“Isn’t that true?”
She stares at our son’s grave as if he were listening and would be embarrassed to hear us. “I guess.”
“Are you really getting married?” I feel my eyes open wide as if I knew the answer already. We are like brother and sister suddenly, Hansel and Gretel, planning their escape to safety.
“I don’t know.” She wags her shoulders a little, like a girl again, but in resignation as much as anything else. “People want to marry me. I might’ve reached an age, though, when I don’t need men.”
“Maybe you should get married. Maybe it would make you happy.” I do not believe it for a minute, of course. I’m ready to marry her again myself, get life back on track. I miss the sweet specificity of marriage, its firm ballast and sail. X misses it too, I can tell. It’s the thing we both feel the lack of. We are having to make everything up now, since nothing is ours by right.
She shakes her head. “What did you and Pauly talk about last night? I felt like it was all men’s secrets and I wasn’t in on it. I hated it.”

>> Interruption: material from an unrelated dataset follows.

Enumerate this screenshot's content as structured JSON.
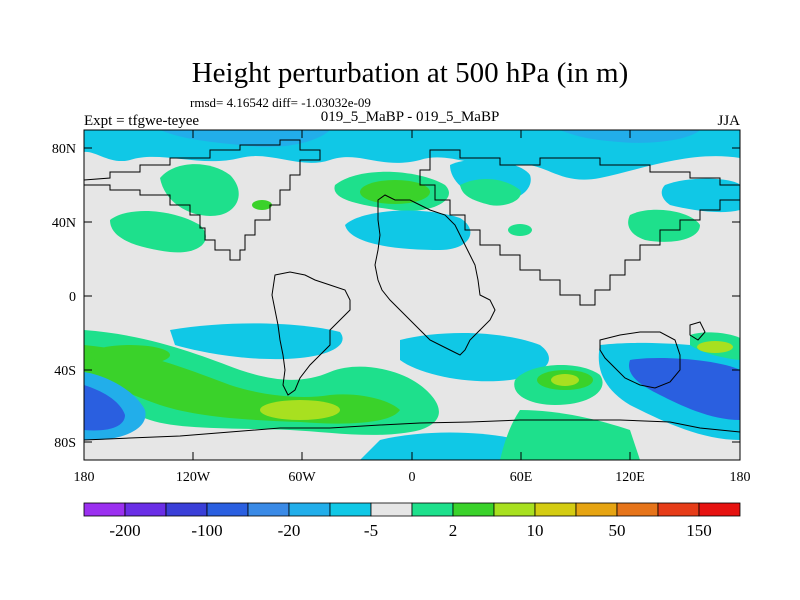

“We talked about Ralph. Paul has a theory we can reach him by sending a carrier pigeon to Cape May. It was a good talk.”
X smiles at the idea of Paul, who is as dreamy in his own way as I ever was. I have never thought X much liked that in him, and preferred Ralph’s certainty since it was more like hers and, as such, admirable. When he was fiercely sick with Reye’s, he sat up in bed in the hospital one day, in a delirium, and said, “Marriage is a damnably serious business, particularly in Boston”—something he’d read in Bartlett’s, which he used to leaf through, memorizing and reciting. It took me six weeks to track the remark down to Marquand. And by then he was dead and lying right here. But X liked it, thought it proved his mind was working away well underneath the deep coma. Unfortunately it became a kind of motto for our marriage from then till the end, an unmeant malediction Ralph pronounced on us.
“I like your new hair,” I say. The new way was a thatch along the back that is very becoming. We are past the end of things now, but I don’t want to leave.
X fingers a strand, pulls it straight away from her head and cuts her eyes over at it. “It’s dikey, don’t you think?”
“No.” And indeed I don’t.
“Well. It’d gotten to a funny length. I had to do something. They screamed at home when they saw it.” She smiles as if she’s realized this moment that children become our parents, and we just become children again. “You don’t feel old, do you, Frank?” She turns and stares away across the cemetery. “I don’t know why I’ve got all these shitty questions.